The film in the end wants to have it both ways. It wants to ridicule medieval people (based on lazy stereotypes) as well as perpetuating some of the most backward attitudes woven into the tapestries. So, what is the real true meaning of the tapestries and of unicorns? I don’t know. I can’t offer ‘real true’ interpretations (because they don’t exist). What I can offer is a careful and close engagement.  

What strikes me about the myth of the unicorn is what the unicorn does stand for. Over the centuries the unicorn has been used as a symbol for purity, innocence, humility, and sometimes fertility. In medieval poetry the (male) bard would often cast himself as the unicorn, beguiled by his beautiful lady, desiring nothing more than to rest his head in her lap. Little of this particular metaphor has survived into the modern pop-culture. What seems to have survived is the strong connection with young virgins. This particular trope features heavily in the film too though the film makers attempt to gloss over the sexual implications of ‘virgin’ by speaking only of ‘maidens’ (which still means the same thing but doesn’t have the same sexual baggage for modern ears).  

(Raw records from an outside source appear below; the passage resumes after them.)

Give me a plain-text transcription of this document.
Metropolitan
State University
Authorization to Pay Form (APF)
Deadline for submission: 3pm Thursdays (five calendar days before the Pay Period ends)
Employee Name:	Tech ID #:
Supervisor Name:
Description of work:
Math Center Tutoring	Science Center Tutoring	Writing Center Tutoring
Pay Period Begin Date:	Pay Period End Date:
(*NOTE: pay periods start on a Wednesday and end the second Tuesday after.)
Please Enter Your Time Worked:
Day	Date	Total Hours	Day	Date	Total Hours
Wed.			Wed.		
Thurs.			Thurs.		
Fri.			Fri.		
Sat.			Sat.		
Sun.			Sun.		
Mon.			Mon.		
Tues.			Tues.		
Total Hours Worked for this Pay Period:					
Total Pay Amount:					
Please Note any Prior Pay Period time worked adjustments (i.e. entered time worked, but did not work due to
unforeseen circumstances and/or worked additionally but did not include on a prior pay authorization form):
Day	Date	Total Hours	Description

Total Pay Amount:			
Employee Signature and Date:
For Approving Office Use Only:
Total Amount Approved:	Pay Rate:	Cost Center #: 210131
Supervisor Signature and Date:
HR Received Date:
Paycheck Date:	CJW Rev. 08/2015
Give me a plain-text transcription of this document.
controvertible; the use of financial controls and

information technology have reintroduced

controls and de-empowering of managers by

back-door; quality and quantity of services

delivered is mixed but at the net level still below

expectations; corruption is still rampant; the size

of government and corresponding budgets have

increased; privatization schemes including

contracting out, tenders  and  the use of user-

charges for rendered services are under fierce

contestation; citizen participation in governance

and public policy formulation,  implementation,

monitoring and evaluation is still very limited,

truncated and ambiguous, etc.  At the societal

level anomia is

Now, that is indeed an interesting aspect worth unpacking. Why is it that unicorns are so attracted to young women who have not had sex? Why the obsession with virginity and the implied association that – for a woman! – having sex sullies something pure? What does it mean that both the hunters in the tapestries and the rich people in the film use a woman’s body and sexuality to trap the unicorn and commit their violence? Where’s the film that deals with those questions? Until they make that one maybe I’ll stick with My Little Pony, I’m told that has significantly less disembowelment.